Metaverso deve ser motivo de preocupação e não de comemoração

Aposta das big techs para o futuro promete revolucionar a humanidade, mas pode aprofundar problemas reais decorrentes do uso de tecnologias digitais

As notícias de que o Facebook está investindo em uma nova tecnologia que promete revolucionar a internet foram recebidas com entusiasmo pela maior parte dos analistas e aficionados pelo ambiente digital. O metaverso, um mundo paralelo que promete aliar realidade virtual, realidade aumentada e inteligência artificial para simular interações do mundo físico, promete popularizar o uso de óculos 3D e ambientes virtuais que substituirão dinâmicas sociais do cotidiano.
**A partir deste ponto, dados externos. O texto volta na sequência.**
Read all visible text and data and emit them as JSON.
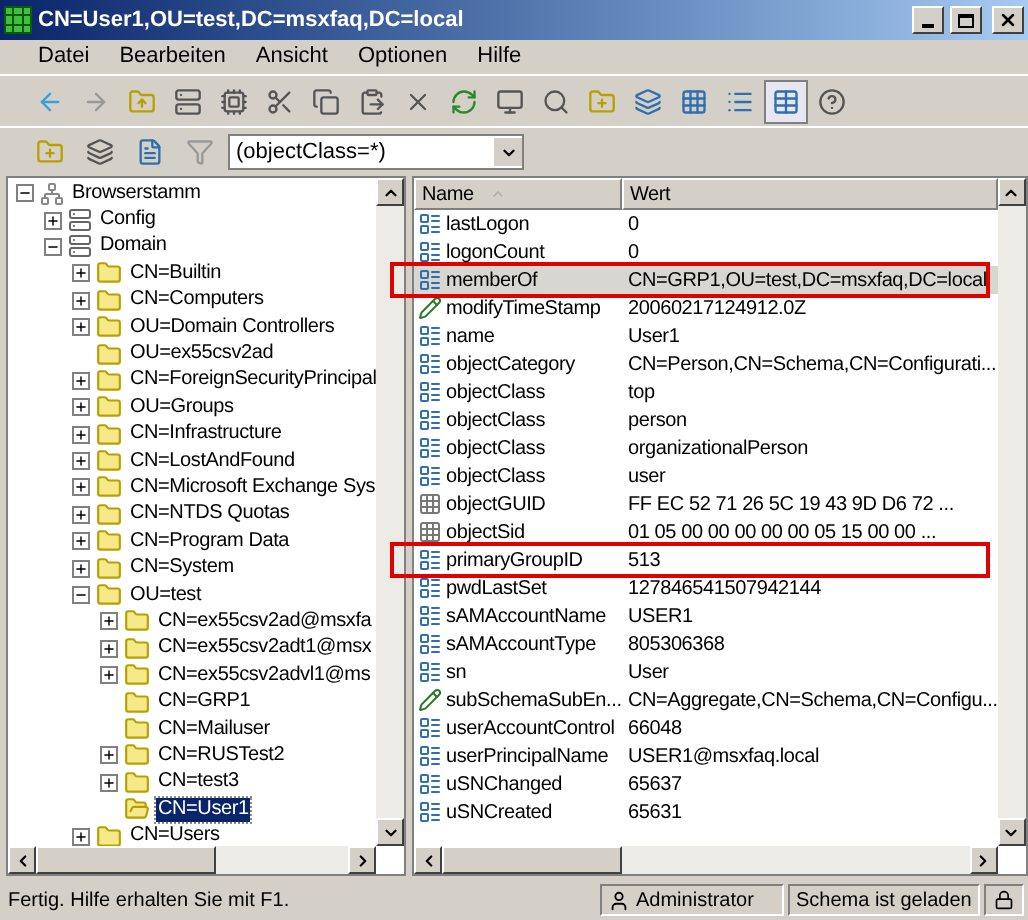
{
  "window": {
    "title": "CN=User1,OU=test,DC=msxfaq,DC=local"
  },
  "menu": [
    "Datei",
    "Bearbeiten",
    "Ansicht",
    "Optionen",
    "Hilfe"
  ],
  "filter": {
    "value": "(objectClass=*)"
  },
  "tree": [
    {
      "label": "Browserstamm",
      "kind": "root",
      "expanded": true,
      "selected": false,
      "children": [
        {
          "label": "Config",
          "kind": "server",
          "expanded": false,
          "selected": false
        },
        {
          "label": "Domain",
          "kind": "server",
          "expanded": true,
          "selected": false,
          "children": [
            {
              "label": "CN=Builtin",
              "kind": "folder",
              "expanded": false,
              "selected": false
            },
            {
              "label": "CN=Computers",
              "kind": "folder",
              "expanded": false,
              "selected": false
            },
            {
              "label": "OU=Domain Controllers",
              "kind": "folder",
              "expanded": false,
              "selected": false
            },
            {
              "label": "OU=ex55csv2ad",
              "kind": "folder",
              "selected": false
            },
            {
              "label": "CN=ForeignSecurityPrincipal",
              "kind": "folder",
              "expanded": false,
              "selected": false
            },
            {
              "label": "OU=Groups",
              "kind": "folder",
              "expanded": false,
              "selected": false
            },
            {
              "label": "CN=Infrastructure",
              "kind": "folder",
              "expanded": false,
              "selected": false
            },
            {
              "label": "CN=LostAndFound",
              "kind": "folder",
              "expanded": false,
              "selected": false
            },
            {
              "label": "CN=Microsoft Exchange Sys",
              "kind": "folder",
              "expanded": false,
              "selected": false
            },
            {
              "label": "CN=NTDS Quotas",
              "kind": "folder",
              "expanded": false,
              "selected": false
            },
            {
              "label": "CN=Program Data",
              "kind": "folder",
              "expanded": false,
              "selected": false
            },
            {
              "label": "CN=System",
              "kind": "folder",
              "expanded": false,
              "selected": false
            },
            {
              "label": "OU=test",
              "kind": "folder",
              "expanded": true,
              "selected": false,
              "children": [
                {
                  "label": "CN=ex55csv2ad@msxfa",
                  "kind": "folder",
                  "expanded": false,
                  "selected": false
                },
                {
                  "label": "CN=ex55csv2adt1@msx",
                  "kind": "folder",
                  "expanded": false,
                  "selected": false
                },
                {
                  "label": "CN=ex55csv2advl1@ms",
                  "kind": "folder",
                  "expanded": false,
                  "selected": false
                },
                {
                  "label": "CN=GRP1",
                  "kind": "folder",
                  "selected": false
                },
                {
                  "label": "CN=Mailuser",
                  "kind": "folder",
                  "selected": false
                },
                {
                  "label": "CN=RUSTest2",
                  "kind": "folder",
                  "expanded": false,
                  "selected": false
                },
                {
                  "label": "CN=test3",
                  "kind": "folder",
                  "expanded": false,
                  "selected": false
                },
                {
                  "label": "CN=User1",
                  "kind": "folder",
                  "selected": true
                }
              ]
            },
            {
              "label": "CN=Users",
              "kind": "folder",
              "expanded": false,
              "selected": false
            }
          ]
        }
      ]
    }
  ],
  "list": {
    "columns": [
      "Name",
      "Wert"
    ],
    "rows": [
      {
        "name": "lastLogon",
        "value": "0",
        "kind": "text",
        "selected": false,
        "highlighted": false
      },
      {
        "name": "logonCount",
        "value": "0",
        "kind": "text",
        "selected": false,
        "highlighted": false
      },
      {
        "name": "memberOf",
        "value": "CN=GRP1,OU=test,DC=msxfaq,DC=local",
        "kind": "text",
        "selected": true,
        "highlighted": true
      },
      {
        "name": "modifyTimeStamp",
        "value": "20060217124912.0Z",
        "kind": "time",
        "selected": false,
        "highlighted": false
      },
      {
        "name": "name",
        "value": "User1",
        "kind": "text",
        "selected": false,
        "highlighted": false
      },
      {
        "name": "objectCategory",
        "value": "CN=Person,CN=Schema,CN=Configurati...",
        "kind": "text",
        "selected": false,
        "highlighted": false
      },
      {
        "name": "objectClass",
        "value": "top",
        "kind": "text",
        "selected": false,
        "highlighted": false
      },
      {
        "name": "objectClass",
        "value": "person",
        "kind": "text",
        "selected": false,
        "highlighted": false
      },
      {
        "name": "objectClass",
        "value": "organizationalPerson",
        "kind": "text",
        "selected": false,
        "highlighted": false
      },
      {
        "name": "objectClass",
        "value": "user",
        "kind": "text",
        "selected": false,
        "highlighted": false
      },
      {
        "name": "objectGUID",
        "value": "FF EC 52 71 26 5C 19 43 9D D6 72 ...",
        "kind": "binary",
        "selected": false,
        "highlighted": false
      },
      {
        "name": "objectSid",
        "value": "01 05 00 00 00 00 00 05 15 00 00 ...",
        "kind": "binary",
        "selected": false,
        "highlighted": false
      },
      {
        "name": "primaryGroupID",
        "value": "513",
        "kind": "text",
        "selected": false,
        "highlighted": true
      },
      {
        "name": "pwdLastSet",
        "value": "127846541507942144",
        "kind": "text",
        "selected": false,
        "highlighted": false
      },
      {
        "name": "sAMAccountName",
        "value": "USER1",
        "kind": "text",
        "selected": false,
        "highlighted": false
      },
      {
        "name": "sAMAccountType",
        "value": "805306368",
        "kind": "text",
        "selected": false,
        "highlighted": false
      },
      {
        "name": "sn",
        "value": "User",
        "kind": "text",
        "selected": false,
        "highlighted": false
      },
      {
        "name": "subSchemaSubEn...",
        "value": "CN=Aggregate,CN=Schema,CN=Configu...",
        "kind": "time",
        "selected": false,
        "highlighted": false
      },
      {
        "name": "userAccountControl",
        "value": "66048",
        "kind": "text",
        "selected": false,
        "highlighted": false
      },
      {
        "name": "userPrincipalName",
        "value": "USER1@msxfaq.local",
        "kind": "text",
        "selected": false,
        "highlighted": false
      },
      {
        "name": "uSNChanged",
        "value": "65637",
        "kind": "text",
        "selected": false,
        "highlighted": false
      },
      {
        "name": "uSNCreated",
        "value": "65631",
        "kind": "text",
        "selected": false,
        "highlighted": false
      }
    ]
  },
  "status_bar": {
    "message": "Fertig. Hilfe erhalten Sie mit F1.",
    "user": "Administrator",
    "schema": "Schema ist geladen"
  }
}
Com o desenvolvimento mais elaborado de grafismos promovido pela indústria de games, o avanço da programação e a difusão do comércio eletrônico, o que antes era ficção, retratada em filmes como Avatar, Matrix, Her, Minority Report, entre outros, começa a se tornar possível.

Hoje já é bastante comum comprar roupa pela internet. O metaverso permitirá o desenvolvimento de avatares (espécie de perfil virtual individual), que contenha suas medidas e aparência exatas. Você poderá entrar na loja virtual, como se estivesse acessando o site da loja, ser atendido por uma vendedora virtual ou pelo avatar de uma vendedora real, e experimentar as roupas, olhar-se no espelho, e comprar o produto que será entregue em poucos dias ou, em alguns casos, em algumas horas em sua casa.

As salas de aula virtuais da educação à distância ganharão muito mais sensação de realidade. Alunos poderão interagir com avatares de colegas em ambientes criados virtualmente, simulando espaços profissionais. Imagine estudantes de engenharia visitando o Empire State sem sair de casa, guiados pelo avatar do professor. Ou, então, futuros médicos realizando operações simuladas em salas de cirurgia virtuais com recursos e equipamentos modernos.

Ao acessar um site de notícias, será possível interagir com jornalistas no local onde os fatos ocorreram, conferir documentos investigados como se estivesse folhando papéis, assumir o lugar de repórteres e entrevistar pessoas representadas por perfis programados por jornalistas que utilizarão inteligência artificial e algoritmos.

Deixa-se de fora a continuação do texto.